Notification of audits, and opportunity to make voluntary disclosures

IRD sometimes notifies an audit or investigation and invites a voluntary disclosure. A voluntary disclosure made after an audit has been notified but before it actually commences provides a 40% reduction in any penalty that may otherwise apply, and a reduced exposure to prosecution.

An audit is generally regarded as commencing at the end of the first formal interview with the taxpayer. It is very concerning that IRD correspondence does not make that clear and taxpayers sometimes stumble into an interview without realising they have given up the opportunity to make a disclosure. Know your rights!

Sometimes IRD instead notifies a risk review and provides an opportunity to make a pre notification voluntary disclosure of a shortfall, with a minimum 75% reduction in any penalties and immunity from prosecution. Unfortunately, IRD is inconsistent between different offices and between different investigators.

Our Conclusion

  • IRD Audit, Investigation and Risk Review activity continues to increase and this is not likely to change in the future.
  • The Inland Revenue audit officers are well trained and more aggressive.
  • Audit, Investigation and Risk Review activity tend to be stressful and can years to conclude.
  • A considerable about of information is requested and this can take time to get together and generally run up large accounting fees. So even if you have not committed any tax fraud (as is the case in most Inland Revenue audits), you are likely to be exposed to major costs if selected for an audit.

How can Chester Grey help

One of the services we offer is a Tax Audit Retainer Service Contract. The benefit to you is that the cost of our fees for attending to a tax audit, investigation or Risk Review is limited, depending on the level of retainer you choose. Therefore, you can reduce the stress on yourself by having professional help without the worry about the cost of the accounting fee. There is no doubt that having professional advice during a tax audit is a good idea - we can tell you some horror stories about people who have tried to “go it alone”.

We have a standard level of contract that we can offer you of $195 + GST to cover up to $2,500 of Chester Grey Accounting fees in any 12 month period. You can increase this if you wish by simply increasing the level of cover (and the annual fee) by $100 + GST for every additional $1,000 of Chester Grey Accounting Fees. We recommend that you discuss the appropriate level for your business with us before you decide. If you feel your circumstances do not meet our standard fee, we are happy to provide a quotation to your specific requirements.

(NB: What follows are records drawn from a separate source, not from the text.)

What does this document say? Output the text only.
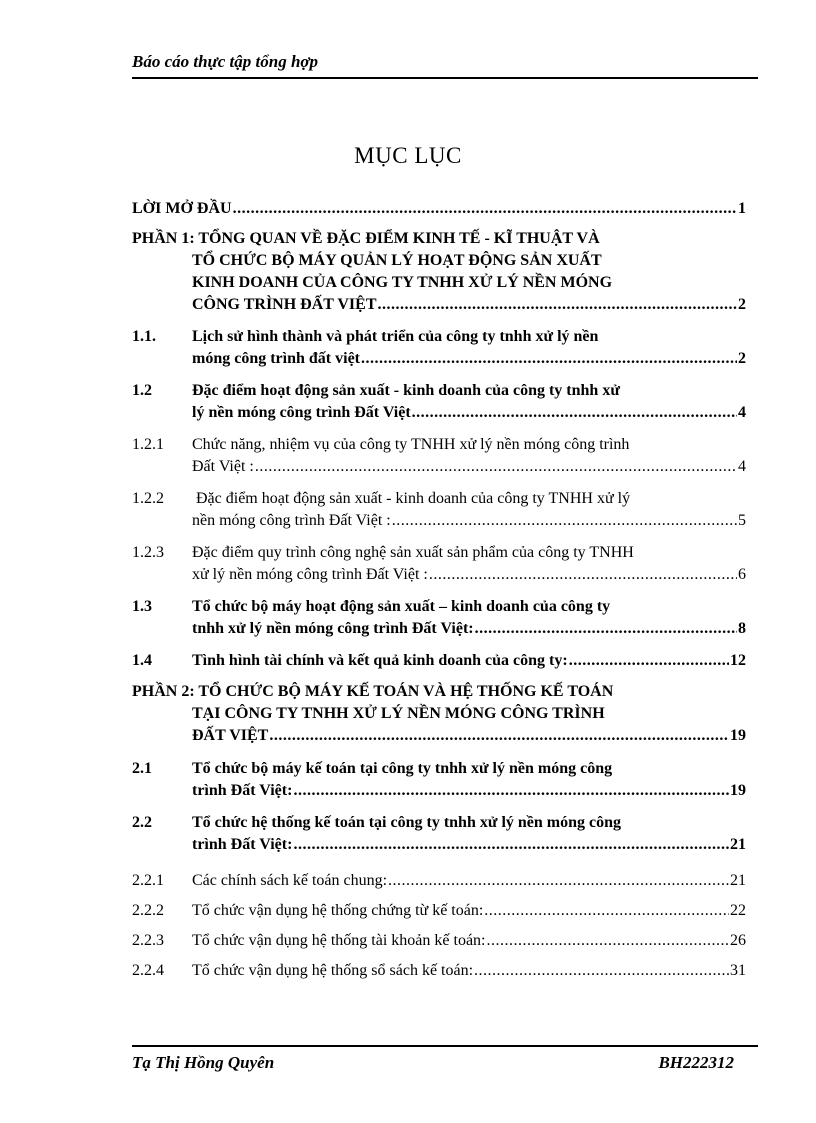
Báo cáo thực tập tổng hợp
MỤC LỤC
LỜI MỞ ĐẦU .....	1
PHẦN 1: TỔNG QUAN VỀ ĐẶC ĐIỂM KINH TẾ - KĨ THUẬT VÀ
TỔ CHỨC BỘ MÁY QUẢN LÝ HOẠT ĐỘNG SẢN XUẤT
KINH DOANH CỦA CÔNG TY TNHH XỬ LÝ NỀN MÓNG
CÔNG TRÌNH ĐẤT VIỆT .....	2
1.1. Lịch sử hình thành và phát triển của công ty tnhh xử lý nền
móng công trình đất việt .....	2
1.2	Đặc điểm hoạt động sản xuất - kinh doanh của công ty tnhh xử
lý nền móng công trình Đất Việt .....	4
1.2.1 Chức năng, nhiệm vụ của công ty TNHH xử lý nền móng công trình
Đất Việt : .....	4
1.2.2 Đặc điểm hoạt động sản xuất - kinh doanh của công ty TNHH xử lý
nền móng công trình Đất Việt : .....	5
1.2.3 Đặc điểm quy trình công nghệ sản xuất sản phẩm của công ty TNHH
xử lý nền móng công trình Đất Việt : .....	6
1.3	Tổ chức bộ máy hoạt động sản xuất – kinh doanh của công ty
tnhh xử lý nền móng công trình Đất Việt: .....	8
1.4	Tình hình tài chính và kết quả kinh doanh của công ty: .....	12
PHẦN 2: TỔ CHỨC BỘ MÁY KẾ TOÁN VÀ HỆ THỐNG KẾ TOÁN
TẠI CÔNG TY TNHH XỬ LÝ NỀN MÓNG CÔNG TRÌNH
ĐẤT VIỆT .....	19
2.1	Tổ chức bộ máy kế toán tại công ty tnhh xử lý nền móng công
trình Đất Việt: .....	19
2.2	Tổ chức hệ thống kế toán tại công ty tnhh xử lý nền móng công
trình Đất Việt: .....	21
2.2.1 Các chính sách kế toán chung: .....	21
2.2.2 Tổ chức vận dụng hệ thống chứng từ kế toán: .....	22
2.2.3 Tổ chức vận dụng hệ thống tài khoản kế toán: .....	26
2.2.4 Tổ chức vận dụng hệ thống sổ sách kế toán: .....	31
Tạ Thị Hồng Quyên	BH222312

CONDITIONS OF TAX AUDIT RETAINER SERVICE CONTRACT

  • The contract is for the 12 month period from the date the fee is paid.
  • Chester Grey Chartered Accountants Limited (CG) reserves the right to refuse to offer the contract.
  • The Tax Audit Retainer Service is for professional fees charged by CG, incurred in relation to an Income Tax, GST, FBT or PAYE audit, investigation or risk review by the Inland Revenue Department where written notification is received from the IRD of New Zealand dated within the 12 month from date the fee is paid.
  • The audit, investigation or risk review can be for any examination for any accounting period limited to condition three.
  • The contract excludes any legal or specialist accounting or taxation advice sought from professionals other than CG.
  • The contract relates to the territorial boundaries of New Zealand only.
  • The maximum liability of CG is limited to the amount of Tax Audit Retainer Service applied for, accepted by CG and paid for by the client.
  • The Tax Audit Retainer is limited to each entity applied for by the client and accepted by the CG.
  • Each entity includes “a company” or a “partnership” or a “trust” and its trustees (in their role as trustees) or “sole trader”.